Existing advisers who are “ceased” and have not passed the Financial Adviser Standards and Ethics Authority (FASEA) exam by the end of 2021 but are re-authorised to provide financial advice after 1 January, 2022, will not be classified as a new entrant.
Last week, FASEA chief executive, Stephen Glenfield said existing advisers who had not passed would be able to sit the exam next year due to a section under the Corporations Act.
When Money Management asked FASEA to confirm whether existing advisers who were “ceased” on the Australian Securities and Investments Commission (ASIC) Financial Adviser Register (FAR) would have to become a new entrant, a spokesperson said: “If you are an existing adviser and ceased on the FAR as at 1 January, 2022, then you must pass the exam before you are eligible to be reauthorised to provide financial advice by your licensee”.
This suggested that advisers who failed the last exam in November could then take a “career break” and could sit the exam in 2022 without being classified as a new entrant.
If an existing adviser who was “ceased” on the FAR and was re-authorised to provide advice before 1 January, 2022, and had not passed the FASEA exam, they would be classified as a new entrant.
“For an existing adviser who has not passed the exam by 1 January, 2022, their licensee will be required to remove their authorisation to provide advice and notify ASIC that they have not met the examination requirements of the Corporations Act,” FASEA said.
“Their status on ASIC’s Financial Adviser Register will be updated to reflect that they are no longer authorised and therefore “ceased”.

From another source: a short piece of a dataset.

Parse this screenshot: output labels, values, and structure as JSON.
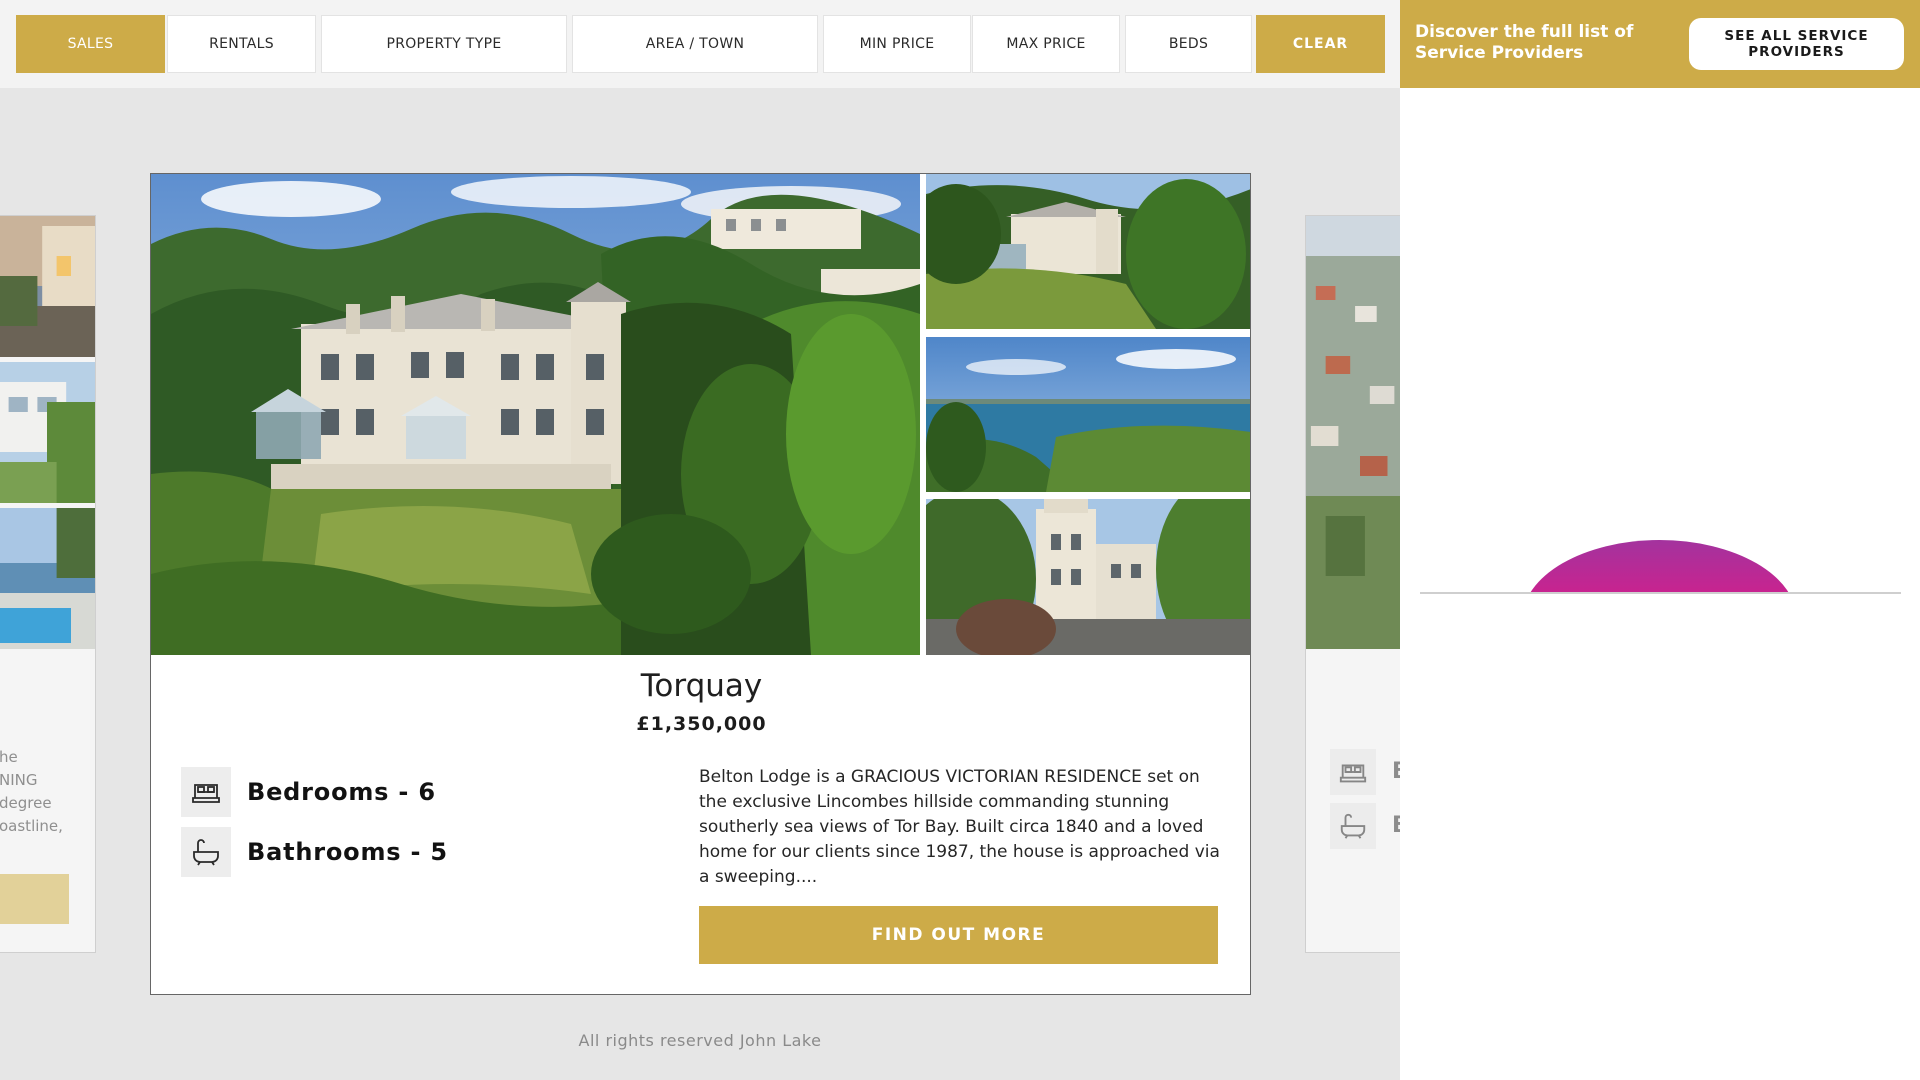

“If they want to return to practice, they would be classified as a new entrant and would need to meet the new entrant requirements.”
Commenting, Association of Financial Advisers (AFA) chief executive, Phil Anderson said while this appeared to be an alternative for advisers who did not think they could pass the exam this year, there was a lack of certainty of when the exam would run in 2022.

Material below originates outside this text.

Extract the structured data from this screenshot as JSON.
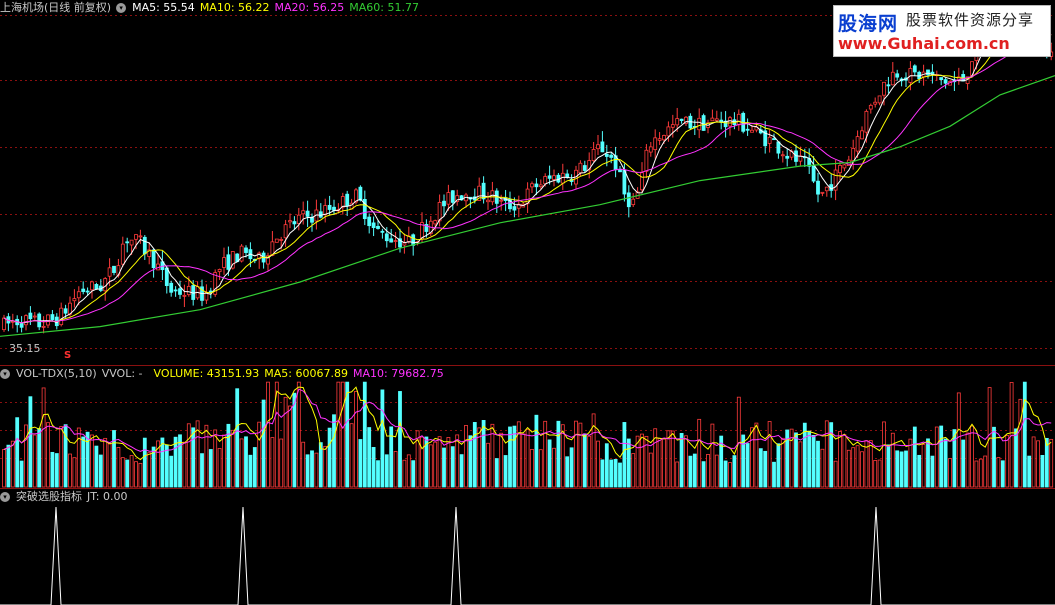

“It appears there is an option for advisers that are on a career break as at 1 January, 2022, and this may be relevant in certain circumstances, however for the vast bulk of advisers we would encourage them to do everything they can to pass the exam before the end of 2021,” Anderson said.
“Next year the exam will pass from FASEA to ASIC to administer and I would still encourage advisers not to place a great deal of reliance on that pathway and instead focus on passing the exam this year to give the confidence to continue to operate in the new year.
“Plus If you don’t pass by the end of this year you can’t service clients in early part of next year and you would have to make an alternative arrangement for that gap and otherwise your ongoing fee arrangements would necessarily need to terminate.”